European markets, euro tumble as Russia fans energy crisis
HONG KONG, China — European markets tumbled Monday and the euro hit a fresh 20-year low on growing fears about an energy crisis after Russia said it would not restart gas flows to the continent, while traders are also preparing for another interest rate hike this week.
The selling came after a mixed day in Asia, where the positive vibes from a US jobs report were offset by growing fears about the European outlook as well as Chinese Covid lockdowns and geopolitical tensions.
Paris, Frankfurt and London all sank sharply at the open after Russia's Gazprom said it would not restart gas supplies to Europe, citing problems with a pipeline.
The announcement came the same day as the G7 nations said they would work to quickly implement a price cap on Russian oil exports, a move that would starve the Kremlin of critical revenue for its war effort.
The news, which came after European trading ended, ramped up an energy crisis in the continent caused by sanctions on Moscow for its invasion of Ukraine in February.
It has sent shockwaves through the eurozone economy and fanned expectations it will sink into recession, while sending the euro tanking to a 20-year low against the dollar. The single currency hit a nadir of $0.9878 at one point.
The issue has given the European Central Bank a huge headache -- it is forced to lift interest rates as it struggles to contain runaway inflation.
Policymakers are due to announce a second straight lift at its meeting this week, with some observers betting on a 0.75 percentage point rise.
"The outlook is poor for Europe. It started to get choppy at the tail end of last week, and it is almost certainly going to get worse," Gordon Shannon, of TwentyFour Asset Management, said.
"The ECB had only just started to catch up with the Fed in terms of hiking rates, but if we are going into a prolonged recession, I think this slows down their attempts."
The move offset a broadly positive payrolls report showing US employment growth moderating and unemployment ticking higher, easing pressure on the Federal Reserve to sharply lift interest rates.
In response to the figures, traders lowered their expectations for a third successive three-quarter point hike this month, with many now predicting 50 basis points.
"The increase in the participation rate and a softening in average hourly earnings may be a tentative sign that intense labour market tightness is starting to ease slightly," said National Australia Bank's Tapas Strickland.
He added that it "eases some of the fears stemming from other indicators such as job openings. Markets interpreted the print as lessening the chances of a 75 basis point hike".
Still, the dollar continued to strengthen across the board, holding above 140 yen -- a 24-year high -- while the pound was on in on its way to hitting levels not seen since 1985.
However, all three main indexes in New York reversed their gains after the Gazprom announcement.

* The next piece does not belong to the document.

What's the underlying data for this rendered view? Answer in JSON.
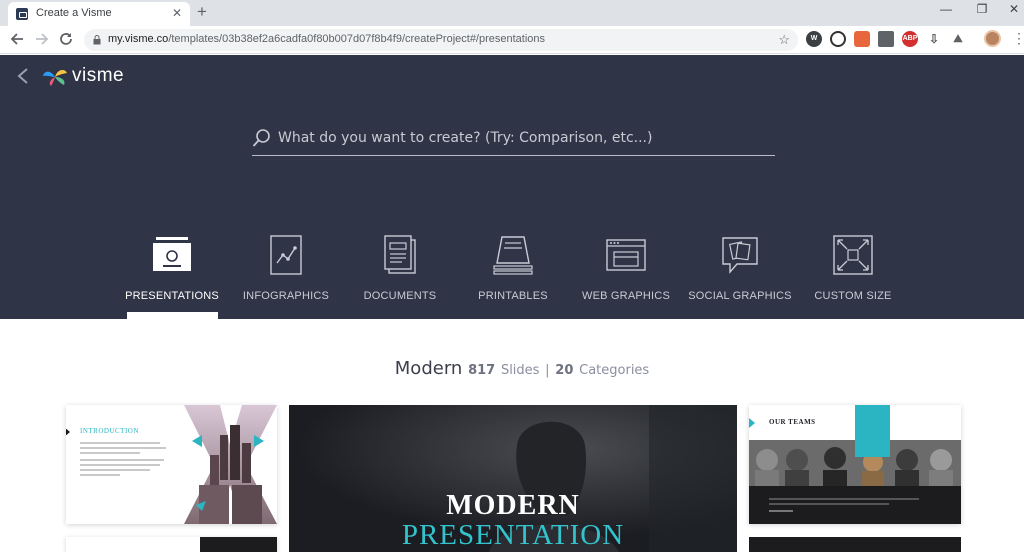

And in Asia on Monday, Hong Kong was the biggest loser, with tech firms hit by reports that the United States was considering imposing fresh limits on investments in Chinese firms.
Tokyo, Seoul, Taipei, Manila, Bangkok and Wellington also fell but there were gains in Shanghai, Sydney, Mumbai Singapore and Jakarta.

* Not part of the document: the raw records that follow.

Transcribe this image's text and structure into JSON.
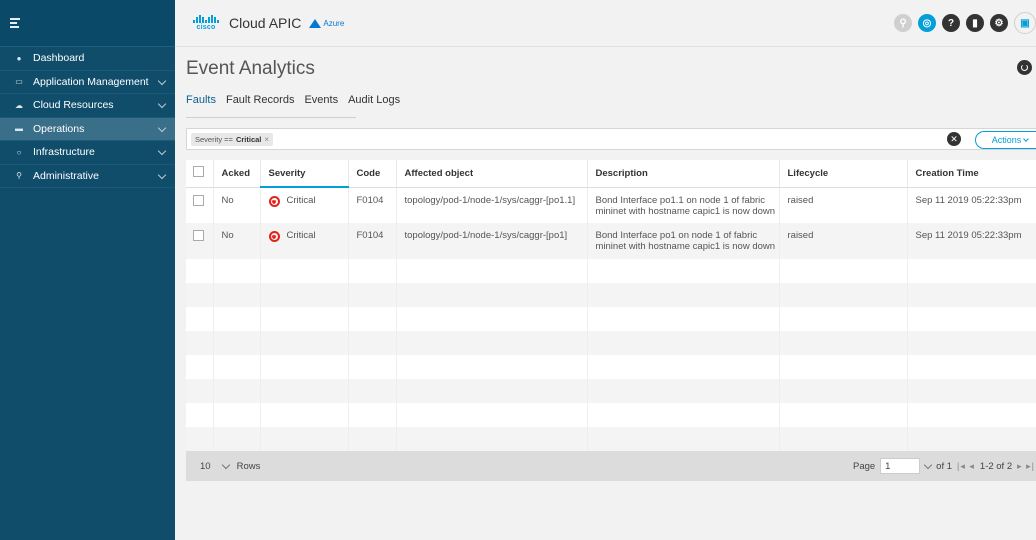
{
  "sidebar": {
    "items": [
      {
        "label": "Dashboard",
        "icon": "dashboard-icon",
        "glyph": "●",
        "chevron": false,
        "active": false
      },
      {
        "label": "Application Management",
        "icon": "app-management-icon",
        "glyph": "▭",
        "chevron": true,
        "active": false
      },
      {
        "label": "Cloud Resources",
        "icon": "cloud-icon",
        "glyph": "☁",
        "chevron": true,
        "active": false
      },
      {
        "label": "Operations",
        "icon": "operations-icon",
        "glyph": "▬",
        "chevron": true,
        "active": true
      },
      {
        "label": "Infrastructure",
        "icon": "infrastructure-icon",
        "glyph": "○",
        "chevron": true,
        "active": false
      },
      {
        "label": "Administrative",
        "icon": "admin-icon",
        "glyph": "⚲",
        "chevron": true,
        "active": false
      }
    ]
  },
  "header": {
    "logo_text": "cisco",
    "app_title": "Cloud APIC",
    "cloud_badge": "Azure",
    "icons": [
      "search-icon",
      "cloud-status-icon",
      "help-icon",
      "bookmark-icon",
      "settings-icon",
      "user-icon"
    ]
  },
  "page": {
    "title": "Event Analytics",
    "tabs": [
      {
        "label": "Faults",
        "active": true
      },
      {
        "label": "Fault Records",
        "active": false
      },
      {
        "label": "Events",
        "active": false
      },
      {
        "label": "Audit Logs",
        "active": false
      }
    ]
  },
  "filter": {
    "chip_key": "Severity == ",
    "chip_value": "Critical",
    "chip_close": "×",
    "actions_label": "Actions"
  },
  "table": {
    "columns": [
      "Acked",
      "Severity",
      "Code",
      "Affected object",
      "Description",
      "Lifecycle",
      "Creation Time"
    ],
    "rows": [
      {
        "acked": "No",
        "severity": "Critical",
        "code": "F0104",
        "affected_object": "topology/pod-1/node-1/sys/caggr-[po1.1]",
        "description": "Bond Interface po1.1 on node 1 of fabric mininet with hostname capic1 is now down",
        "lifecycle": "raised",
        "creation_time": "Sep 11 2019 05:22:33pm"
      },
      {
        "acked": "No",
        "severity": "Critical",
        "code": "F0104",
        "affected_object": "topology/pod-1/node-1/sys/caggr-[po1]",
        "description": "Bond Interface po1 on node 1 of fabric mininet with hostname capic1 is now down",
        "lifecycle": "raised",
        "creation_time": "Sep 11 2019 05:22:33pm"
      }
    ]
  },
  "pagination": {
    "rows_per_page": "10",
    "rows_label": "Rows",
    "page_label": "Page",
    "current_page": "1",
    "of_pages": "of 1",
    "nav_prev": "|◂ ◂",
    "range": "1-2 of 2",
    "nav_next": "▸ ▸|"
  },
  "colors": {
    "sidebar_bg": "#0f4d6b",
    "accent": "#049fd9",
    "critical": "#e2231a"
  }
}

The Gazprom move helped lift oil prices Monday, with buying also supported by talk that OPEC and other major producers are considering cutting output at their meeting later Monday.
Investors were also dealing with more bad news out of China, where tens of millions of people across several cities have been thrown into lockdown as part of officials' zero-Covid strategy.
The measures follow an extended shutdown in Shanghai earlier in the year that battered the world's number two economy.
Observers said Chinese authorities were unlikely to budge ahead of a key Communist Party meeting in October, where Xi Jinping is expected to be handed a third five-year term as president.
"Following this, it is unclear whether China will start to pivot away from its zero-Covid policy," said NAB's Strickland.
"For as long as the policy exists, any stimulus measures are unlikely to gain traction, amid a challenging time for the Chinese property market and the economy in general."